My name is Hanzhang Yin, and I have developed this website as a resource to facilitate the review of key concepts in abstract algebra, and it is not fully completed. Feel free to email me at hanyin@ku.edu if there are any errors or suggestions for improvement.
Problem 5. Suppose \( A \in \mathbb{C}^{m \times n} \) with \( m \geq n \).
(a) Show that matrix \( A^*A \) is always Hermitian positive semi-definite.
(b) Show that \( \|A^*A\|_2 = \|A\|_2^2 \).
(c) Show that if \( \text{rank}(A) = n \) then \( A^*A \) is invertible and \( \|A(A^*A)^{-1}A^*\|_2 = 1 \).
(d) Let \( A^\dagger \in \mathbb{C}^{n \times m} \) be the pseudoinverse (the Moore-Penrose inverse) of matrix \( A \) and suppose that \( \text{rank}(A) = n \). Show that \[ A^\dagger = (A^*A)^{-1}A^*. \]
Proof (a). Let \(x\in \mathbb{C}^n\) and we denote \(Ax = y\in \mathbb{C}^m\). Then, we have \[ x^*A^*Ax = (Ax)^*(Ax) = \|Ax\|_2^2 = \|y\|_2^2\geq 0, \] for any \(x\in \mathbb{R}^n\). Thus, we can know that \(A^*A\) is Hermitian positive semi-definite. \( \blacksquare \)
Proof (b).
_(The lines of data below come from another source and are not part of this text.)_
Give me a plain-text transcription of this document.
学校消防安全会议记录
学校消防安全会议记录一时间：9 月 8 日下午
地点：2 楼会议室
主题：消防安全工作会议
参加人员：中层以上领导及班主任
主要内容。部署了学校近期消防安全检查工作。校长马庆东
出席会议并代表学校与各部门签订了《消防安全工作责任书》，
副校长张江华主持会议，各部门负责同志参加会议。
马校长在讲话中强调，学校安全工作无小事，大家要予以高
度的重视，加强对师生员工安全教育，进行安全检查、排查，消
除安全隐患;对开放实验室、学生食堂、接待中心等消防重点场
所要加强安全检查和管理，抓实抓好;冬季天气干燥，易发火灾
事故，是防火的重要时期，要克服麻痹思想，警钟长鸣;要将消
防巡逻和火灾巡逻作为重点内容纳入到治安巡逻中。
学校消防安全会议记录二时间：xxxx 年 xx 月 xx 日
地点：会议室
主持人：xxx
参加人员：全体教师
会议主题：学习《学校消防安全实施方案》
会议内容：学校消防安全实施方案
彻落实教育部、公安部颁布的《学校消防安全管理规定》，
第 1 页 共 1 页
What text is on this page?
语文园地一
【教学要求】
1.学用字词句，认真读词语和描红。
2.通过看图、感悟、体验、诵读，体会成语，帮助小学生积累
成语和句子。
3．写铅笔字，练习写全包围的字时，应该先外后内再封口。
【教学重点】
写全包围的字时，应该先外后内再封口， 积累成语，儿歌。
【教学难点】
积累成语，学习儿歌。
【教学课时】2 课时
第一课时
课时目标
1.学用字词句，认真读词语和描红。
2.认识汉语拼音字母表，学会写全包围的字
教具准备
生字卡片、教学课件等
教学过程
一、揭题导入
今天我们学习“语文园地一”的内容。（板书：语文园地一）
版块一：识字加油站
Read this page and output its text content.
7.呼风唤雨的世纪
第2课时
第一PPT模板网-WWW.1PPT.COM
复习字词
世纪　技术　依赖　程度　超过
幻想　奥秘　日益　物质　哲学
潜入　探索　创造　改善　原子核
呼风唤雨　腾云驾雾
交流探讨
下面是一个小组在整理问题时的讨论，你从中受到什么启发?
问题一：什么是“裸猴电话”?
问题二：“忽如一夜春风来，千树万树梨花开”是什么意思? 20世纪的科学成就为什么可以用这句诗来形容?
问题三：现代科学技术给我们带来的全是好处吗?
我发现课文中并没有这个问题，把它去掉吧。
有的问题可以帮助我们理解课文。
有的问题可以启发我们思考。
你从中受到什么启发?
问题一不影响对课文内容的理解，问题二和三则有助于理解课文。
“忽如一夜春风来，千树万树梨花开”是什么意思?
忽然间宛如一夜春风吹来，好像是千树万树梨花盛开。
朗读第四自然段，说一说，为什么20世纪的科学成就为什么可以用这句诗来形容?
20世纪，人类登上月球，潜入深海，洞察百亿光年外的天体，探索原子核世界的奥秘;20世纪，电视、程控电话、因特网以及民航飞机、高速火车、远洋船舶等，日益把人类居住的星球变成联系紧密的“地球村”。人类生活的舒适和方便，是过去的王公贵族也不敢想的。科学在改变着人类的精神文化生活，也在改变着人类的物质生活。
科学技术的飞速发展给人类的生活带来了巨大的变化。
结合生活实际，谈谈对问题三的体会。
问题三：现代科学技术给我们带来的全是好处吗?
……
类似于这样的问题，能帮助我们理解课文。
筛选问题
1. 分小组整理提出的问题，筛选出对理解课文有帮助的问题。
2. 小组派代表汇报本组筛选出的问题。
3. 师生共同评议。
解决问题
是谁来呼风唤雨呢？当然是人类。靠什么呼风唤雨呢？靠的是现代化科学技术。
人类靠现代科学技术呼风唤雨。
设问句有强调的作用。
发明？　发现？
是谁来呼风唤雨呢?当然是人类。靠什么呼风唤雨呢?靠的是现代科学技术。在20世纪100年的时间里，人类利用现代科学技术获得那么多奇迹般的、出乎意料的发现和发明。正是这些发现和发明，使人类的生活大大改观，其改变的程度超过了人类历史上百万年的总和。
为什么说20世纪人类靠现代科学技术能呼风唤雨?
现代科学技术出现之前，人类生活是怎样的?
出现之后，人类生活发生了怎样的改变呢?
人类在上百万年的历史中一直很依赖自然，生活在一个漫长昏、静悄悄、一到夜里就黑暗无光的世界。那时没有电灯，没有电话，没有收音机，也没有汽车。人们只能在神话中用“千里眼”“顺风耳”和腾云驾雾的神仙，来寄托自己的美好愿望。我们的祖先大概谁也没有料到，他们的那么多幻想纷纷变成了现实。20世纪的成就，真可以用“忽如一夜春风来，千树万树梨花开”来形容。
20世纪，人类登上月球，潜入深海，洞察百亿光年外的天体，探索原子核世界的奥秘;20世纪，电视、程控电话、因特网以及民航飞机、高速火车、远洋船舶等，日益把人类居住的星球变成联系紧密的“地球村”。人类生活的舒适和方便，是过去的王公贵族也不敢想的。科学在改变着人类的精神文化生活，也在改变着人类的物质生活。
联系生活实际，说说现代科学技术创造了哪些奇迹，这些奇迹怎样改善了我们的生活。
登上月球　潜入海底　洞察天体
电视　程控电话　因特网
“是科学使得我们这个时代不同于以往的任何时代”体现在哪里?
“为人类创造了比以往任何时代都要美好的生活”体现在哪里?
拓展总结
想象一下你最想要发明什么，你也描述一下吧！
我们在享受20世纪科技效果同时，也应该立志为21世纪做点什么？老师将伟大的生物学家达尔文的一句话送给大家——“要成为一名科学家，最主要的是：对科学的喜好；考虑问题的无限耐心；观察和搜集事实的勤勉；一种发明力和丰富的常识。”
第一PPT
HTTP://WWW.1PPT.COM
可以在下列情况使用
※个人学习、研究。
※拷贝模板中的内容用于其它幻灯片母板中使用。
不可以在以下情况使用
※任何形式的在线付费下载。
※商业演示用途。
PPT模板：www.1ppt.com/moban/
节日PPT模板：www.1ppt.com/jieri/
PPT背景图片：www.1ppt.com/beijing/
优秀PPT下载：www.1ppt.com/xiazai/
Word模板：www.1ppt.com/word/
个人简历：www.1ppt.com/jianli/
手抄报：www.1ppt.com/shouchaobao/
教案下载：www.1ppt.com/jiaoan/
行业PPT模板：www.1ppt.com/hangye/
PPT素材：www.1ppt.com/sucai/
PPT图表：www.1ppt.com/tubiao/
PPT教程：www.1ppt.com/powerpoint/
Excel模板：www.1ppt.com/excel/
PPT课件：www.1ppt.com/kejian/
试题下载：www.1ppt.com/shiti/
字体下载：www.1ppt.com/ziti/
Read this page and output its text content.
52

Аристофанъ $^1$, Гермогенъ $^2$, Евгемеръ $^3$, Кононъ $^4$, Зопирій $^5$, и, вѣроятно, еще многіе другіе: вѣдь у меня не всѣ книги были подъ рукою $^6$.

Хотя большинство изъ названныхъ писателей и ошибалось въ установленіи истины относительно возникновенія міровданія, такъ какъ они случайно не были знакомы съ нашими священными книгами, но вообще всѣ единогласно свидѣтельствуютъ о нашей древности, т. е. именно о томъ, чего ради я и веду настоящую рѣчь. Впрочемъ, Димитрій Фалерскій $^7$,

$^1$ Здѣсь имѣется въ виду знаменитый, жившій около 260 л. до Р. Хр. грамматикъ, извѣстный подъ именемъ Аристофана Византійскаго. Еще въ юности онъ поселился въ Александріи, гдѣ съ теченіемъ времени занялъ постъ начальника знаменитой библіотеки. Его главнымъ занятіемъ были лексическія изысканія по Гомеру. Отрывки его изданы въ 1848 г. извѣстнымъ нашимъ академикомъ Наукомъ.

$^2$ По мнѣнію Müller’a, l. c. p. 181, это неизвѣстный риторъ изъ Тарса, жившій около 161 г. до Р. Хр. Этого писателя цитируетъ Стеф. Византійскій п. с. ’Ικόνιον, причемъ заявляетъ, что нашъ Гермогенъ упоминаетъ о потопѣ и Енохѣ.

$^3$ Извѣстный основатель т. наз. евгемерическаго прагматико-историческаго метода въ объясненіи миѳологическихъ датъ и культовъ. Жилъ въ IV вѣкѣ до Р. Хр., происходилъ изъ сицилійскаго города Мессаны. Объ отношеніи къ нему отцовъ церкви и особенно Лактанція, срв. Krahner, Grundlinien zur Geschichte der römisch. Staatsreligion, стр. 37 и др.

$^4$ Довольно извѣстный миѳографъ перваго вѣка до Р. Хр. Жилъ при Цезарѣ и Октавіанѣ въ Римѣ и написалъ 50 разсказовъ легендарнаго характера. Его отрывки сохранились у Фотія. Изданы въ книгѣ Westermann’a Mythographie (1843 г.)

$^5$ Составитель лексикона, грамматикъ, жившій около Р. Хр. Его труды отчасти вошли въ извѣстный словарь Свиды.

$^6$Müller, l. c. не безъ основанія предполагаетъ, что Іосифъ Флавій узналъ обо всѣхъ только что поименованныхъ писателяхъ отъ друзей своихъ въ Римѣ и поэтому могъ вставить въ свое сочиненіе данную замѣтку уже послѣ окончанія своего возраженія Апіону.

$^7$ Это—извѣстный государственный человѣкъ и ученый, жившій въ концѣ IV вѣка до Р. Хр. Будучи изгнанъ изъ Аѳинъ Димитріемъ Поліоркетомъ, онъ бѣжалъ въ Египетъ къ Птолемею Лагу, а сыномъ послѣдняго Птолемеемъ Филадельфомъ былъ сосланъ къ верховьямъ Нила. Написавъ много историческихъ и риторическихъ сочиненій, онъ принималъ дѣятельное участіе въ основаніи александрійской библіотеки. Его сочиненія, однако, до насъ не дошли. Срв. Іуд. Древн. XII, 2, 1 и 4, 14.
We denote the SVD of \(A\) as \(A = U\Sigma V^*\), where \(U\in \mathbb{C}^{m\times m}\) and \(V\in \mathbb{C}^{n\times n}\) are unitary matrices, and \(\Sigma\in \mathbb{R}^{m\times n}\) is a diagonal matrix with non-negative real numbers on the diagonal. Suppose that \(\Sigma_{1,1}\geq \Sigma_{2,2}\geq \cdots \geq \Sigma_{n,n} \geq 0\). Since the 2-norm of a matrix is the largest singular value of the matrix, we have \(\|A\|_2 = \Sigma_{1,1}\). Besides that, we can know that \(\Sigma_{1, 1}^2 \geq \Sigma_{2, 2}^2 \geq \cdots \geq \Sigma_{n, n}^2 \geq 0\). \[ A^*A = V\Sigma^*U^*U\Sigma V^* = V\Sigma^*\Sigma V^* = V\Sigma\Sigma V^* = V\Sigma^2 V^*. \] Since \(\Sigma_{1, 1}^2\) is the \((1, 1)\)-entry of \(\Sigma^2\), we can know that \(\|\Sigma^2\|_2 = \Sigma_{1, 1}^2\). Then, we can get \[ \|A^*A\|_2 = \|V\Sigma^2 V^*\|_2 = \|\Sigma^2\|_2 = \|\Sigma^2\|_2 = \Sigma_{1, 1}^2. \] Thus, we can know that \[ \|A^*A\|_2 = \|A\|_2^2. \tag*{\(\blacksquare\)} \]